Qingcheng no es tan seguro como podrías pensar.
Zuzi sonrió suavemente, apoyando la barbilla en la mano mientras lo miraba de reojo: —No te preocupes.
No es nuestra primera vez; ya nos conocemos bastante bien, ¿a que sí?
El chico era tan formal, realmente divertido.
La nuez de Adán de Bao Gucheng se movió: —¿Cómo te llamas, señorita?
—Eh, llámame solo Zu…
zi.
Decidió modificar la forma en que solía presentarse, ya que llamarse a sí misma Ancestro siempre provocaba miradas de asombro y desconcierto.
—Señorita Zuzi —Bao Gucheng pronunció cada palabra deliberadamente, como si calentara su nombre en la boca antes de soltarlo con una precisión impecable.
Por supuesto, se presentó con elegancia: —Bao Gucheng.
El Gucheng de «Una ciudad solitaria apoyada en una montaña verde».
«…
Maldición», pensó Chen Long.
«Nunca antes había oído al señor Bo hablar con tanta elegancia.
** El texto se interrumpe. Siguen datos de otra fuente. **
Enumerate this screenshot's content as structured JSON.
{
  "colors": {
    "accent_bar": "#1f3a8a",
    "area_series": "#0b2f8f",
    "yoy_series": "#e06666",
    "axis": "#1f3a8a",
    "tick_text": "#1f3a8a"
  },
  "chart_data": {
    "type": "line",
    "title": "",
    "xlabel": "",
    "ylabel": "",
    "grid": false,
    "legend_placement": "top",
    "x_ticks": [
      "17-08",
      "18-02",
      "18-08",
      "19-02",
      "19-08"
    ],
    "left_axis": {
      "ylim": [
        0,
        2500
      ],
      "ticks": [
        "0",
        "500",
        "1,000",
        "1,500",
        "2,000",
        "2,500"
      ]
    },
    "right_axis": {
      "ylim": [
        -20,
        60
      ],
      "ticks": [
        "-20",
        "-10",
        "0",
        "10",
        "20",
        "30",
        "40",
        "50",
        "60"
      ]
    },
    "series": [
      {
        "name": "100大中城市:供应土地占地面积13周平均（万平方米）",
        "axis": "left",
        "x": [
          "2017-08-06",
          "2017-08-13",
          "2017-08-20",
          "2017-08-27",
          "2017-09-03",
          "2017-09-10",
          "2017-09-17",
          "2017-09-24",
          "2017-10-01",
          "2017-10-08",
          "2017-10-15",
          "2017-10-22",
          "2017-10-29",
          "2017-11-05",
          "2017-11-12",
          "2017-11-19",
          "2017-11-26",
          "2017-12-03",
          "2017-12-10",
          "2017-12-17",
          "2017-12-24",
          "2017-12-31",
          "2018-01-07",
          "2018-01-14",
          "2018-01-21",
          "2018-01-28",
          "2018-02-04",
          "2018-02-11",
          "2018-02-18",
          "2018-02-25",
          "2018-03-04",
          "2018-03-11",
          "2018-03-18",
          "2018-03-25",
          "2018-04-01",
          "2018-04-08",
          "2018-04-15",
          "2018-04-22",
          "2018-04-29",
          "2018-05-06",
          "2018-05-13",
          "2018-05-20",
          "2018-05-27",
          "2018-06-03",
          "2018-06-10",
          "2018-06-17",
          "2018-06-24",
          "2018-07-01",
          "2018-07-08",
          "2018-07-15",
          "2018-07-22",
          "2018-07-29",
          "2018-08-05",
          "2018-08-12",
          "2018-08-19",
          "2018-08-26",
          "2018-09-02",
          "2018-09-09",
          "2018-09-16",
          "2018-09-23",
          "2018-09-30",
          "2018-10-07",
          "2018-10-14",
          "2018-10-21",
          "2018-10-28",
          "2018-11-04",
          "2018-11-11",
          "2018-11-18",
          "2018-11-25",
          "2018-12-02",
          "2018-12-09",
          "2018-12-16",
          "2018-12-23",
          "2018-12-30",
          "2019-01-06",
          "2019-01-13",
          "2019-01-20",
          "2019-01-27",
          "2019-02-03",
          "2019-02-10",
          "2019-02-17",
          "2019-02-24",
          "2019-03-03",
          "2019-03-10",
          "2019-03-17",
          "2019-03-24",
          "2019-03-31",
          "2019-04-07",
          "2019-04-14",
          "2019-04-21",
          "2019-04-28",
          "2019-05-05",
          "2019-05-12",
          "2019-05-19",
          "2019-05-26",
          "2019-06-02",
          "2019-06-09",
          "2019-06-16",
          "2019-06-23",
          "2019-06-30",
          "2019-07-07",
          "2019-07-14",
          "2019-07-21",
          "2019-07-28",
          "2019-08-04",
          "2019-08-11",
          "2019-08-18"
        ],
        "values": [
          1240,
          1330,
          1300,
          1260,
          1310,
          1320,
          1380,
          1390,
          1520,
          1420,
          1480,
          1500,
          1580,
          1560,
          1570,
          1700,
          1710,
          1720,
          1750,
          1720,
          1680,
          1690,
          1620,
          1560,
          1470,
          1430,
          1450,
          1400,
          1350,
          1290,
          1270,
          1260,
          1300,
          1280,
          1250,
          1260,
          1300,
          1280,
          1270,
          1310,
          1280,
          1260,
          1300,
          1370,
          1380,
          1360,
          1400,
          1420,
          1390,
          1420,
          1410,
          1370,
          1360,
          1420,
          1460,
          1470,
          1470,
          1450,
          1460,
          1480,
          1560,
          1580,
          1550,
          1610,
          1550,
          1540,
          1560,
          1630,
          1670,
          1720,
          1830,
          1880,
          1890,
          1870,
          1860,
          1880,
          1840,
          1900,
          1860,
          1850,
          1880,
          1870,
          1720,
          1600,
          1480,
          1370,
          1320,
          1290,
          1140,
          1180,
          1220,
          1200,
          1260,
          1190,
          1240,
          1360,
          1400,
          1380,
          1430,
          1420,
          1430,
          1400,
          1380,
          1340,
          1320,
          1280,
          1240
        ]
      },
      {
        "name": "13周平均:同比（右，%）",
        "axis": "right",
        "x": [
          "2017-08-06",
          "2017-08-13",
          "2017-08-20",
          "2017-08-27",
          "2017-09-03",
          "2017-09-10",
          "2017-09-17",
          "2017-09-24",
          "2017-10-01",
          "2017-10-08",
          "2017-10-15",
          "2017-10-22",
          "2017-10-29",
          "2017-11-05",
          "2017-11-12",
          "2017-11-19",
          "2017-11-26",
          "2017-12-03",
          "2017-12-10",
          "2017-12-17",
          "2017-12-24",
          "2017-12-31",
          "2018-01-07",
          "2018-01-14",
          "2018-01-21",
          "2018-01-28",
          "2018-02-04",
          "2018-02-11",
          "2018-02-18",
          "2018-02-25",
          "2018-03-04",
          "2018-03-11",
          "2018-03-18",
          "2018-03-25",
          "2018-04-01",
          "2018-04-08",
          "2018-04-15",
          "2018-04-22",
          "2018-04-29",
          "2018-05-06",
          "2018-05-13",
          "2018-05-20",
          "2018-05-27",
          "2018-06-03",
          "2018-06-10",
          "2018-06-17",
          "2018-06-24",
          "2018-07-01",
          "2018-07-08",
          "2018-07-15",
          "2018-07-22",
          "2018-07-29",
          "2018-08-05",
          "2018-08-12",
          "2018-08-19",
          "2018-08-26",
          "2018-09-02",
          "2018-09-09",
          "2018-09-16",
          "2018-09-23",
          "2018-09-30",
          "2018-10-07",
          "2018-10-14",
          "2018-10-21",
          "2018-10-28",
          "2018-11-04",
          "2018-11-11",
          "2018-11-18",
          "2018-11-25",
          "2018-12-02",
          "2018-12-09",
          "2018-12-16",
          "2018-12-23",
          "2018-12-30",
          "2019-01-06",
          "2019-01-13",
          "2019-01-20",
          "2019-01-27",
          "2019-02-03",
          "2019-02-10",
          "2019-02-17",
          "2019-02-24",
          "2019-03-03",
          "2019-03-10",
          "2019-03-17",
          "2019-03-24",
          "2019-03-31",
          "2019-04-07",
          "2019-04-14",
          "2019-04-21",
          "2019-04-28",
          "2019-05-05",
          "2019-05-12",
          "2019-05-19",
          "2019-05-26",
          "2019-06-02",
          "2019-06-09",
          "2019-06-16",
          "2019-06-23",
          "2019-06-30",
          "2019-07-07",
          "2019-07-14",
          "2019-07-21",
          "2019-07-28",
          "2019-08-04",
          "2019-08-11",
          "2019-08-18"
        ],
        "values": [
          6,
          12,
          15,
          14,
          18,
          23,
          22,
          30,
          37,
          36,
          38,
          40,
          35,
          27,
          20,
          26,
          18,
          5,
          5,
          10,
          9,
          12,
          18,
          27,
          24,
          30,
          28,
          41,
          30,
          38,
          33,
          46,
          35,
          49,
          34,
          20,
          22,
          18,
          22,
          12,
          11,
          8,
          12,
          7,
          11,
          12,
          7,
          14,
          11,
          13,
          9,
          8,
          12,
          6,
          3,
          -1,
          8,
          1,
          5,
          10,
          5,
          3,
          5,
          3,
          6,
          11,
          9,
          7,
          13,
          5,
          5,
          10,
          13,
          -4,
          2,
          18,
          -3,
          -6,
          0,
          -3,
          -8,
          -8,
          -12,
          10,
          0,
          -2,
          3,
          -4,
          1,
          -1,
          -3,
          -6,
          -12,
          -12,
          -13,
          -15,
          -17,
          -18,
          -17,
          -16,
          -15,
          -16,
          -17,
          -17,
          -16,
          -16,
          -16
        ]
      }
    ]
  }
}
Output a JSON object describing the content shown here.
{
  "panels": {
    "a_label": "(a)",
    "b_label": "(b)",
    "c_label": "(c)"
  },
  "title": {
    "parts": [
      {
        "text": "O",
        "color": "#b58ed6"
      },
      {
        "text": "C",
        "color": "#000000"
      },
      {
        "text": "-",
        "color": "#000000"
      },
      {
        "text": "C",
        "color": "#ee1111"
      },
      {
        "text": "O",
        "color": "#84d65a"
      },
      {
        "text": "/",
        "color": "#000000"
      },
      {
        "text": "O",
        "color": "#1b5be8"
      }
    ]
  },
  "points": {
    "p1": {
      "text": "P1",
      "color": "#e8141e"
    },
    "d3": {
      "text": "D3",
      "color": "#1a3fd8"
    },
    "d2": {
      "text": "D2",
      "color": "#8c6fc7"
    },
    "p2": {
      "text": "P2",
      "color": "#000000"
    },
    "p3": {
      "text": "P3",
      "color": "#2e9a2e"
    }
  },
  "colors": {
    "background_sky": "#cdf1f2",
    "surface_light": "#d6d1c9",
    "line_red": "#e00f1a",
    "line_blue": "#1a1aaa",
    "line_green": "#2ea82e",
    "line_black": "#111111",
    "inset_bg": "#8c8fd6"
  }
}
Tío, somos tipos rudos acostumbrados al fragor de las armas y los cañones; este estilo no nos va».
«La cuestión es, Jefe, que esta mujer sigue pareciendo una bandida sospechosa, tenga cuidado de que no le apuñale de repente, cuide su precioso cuerpo, por favor».
«…
Maldición, están charlando tan a gusto que ya no hay lugar para mí.
¡Señor Bo, es usted muy injusto!».
Bajo las miradas vigilantes y recelosas de los dos hombres de la primera fila.
Zuzi sonrió con dulzura: —Entendido, Xiao Cheng.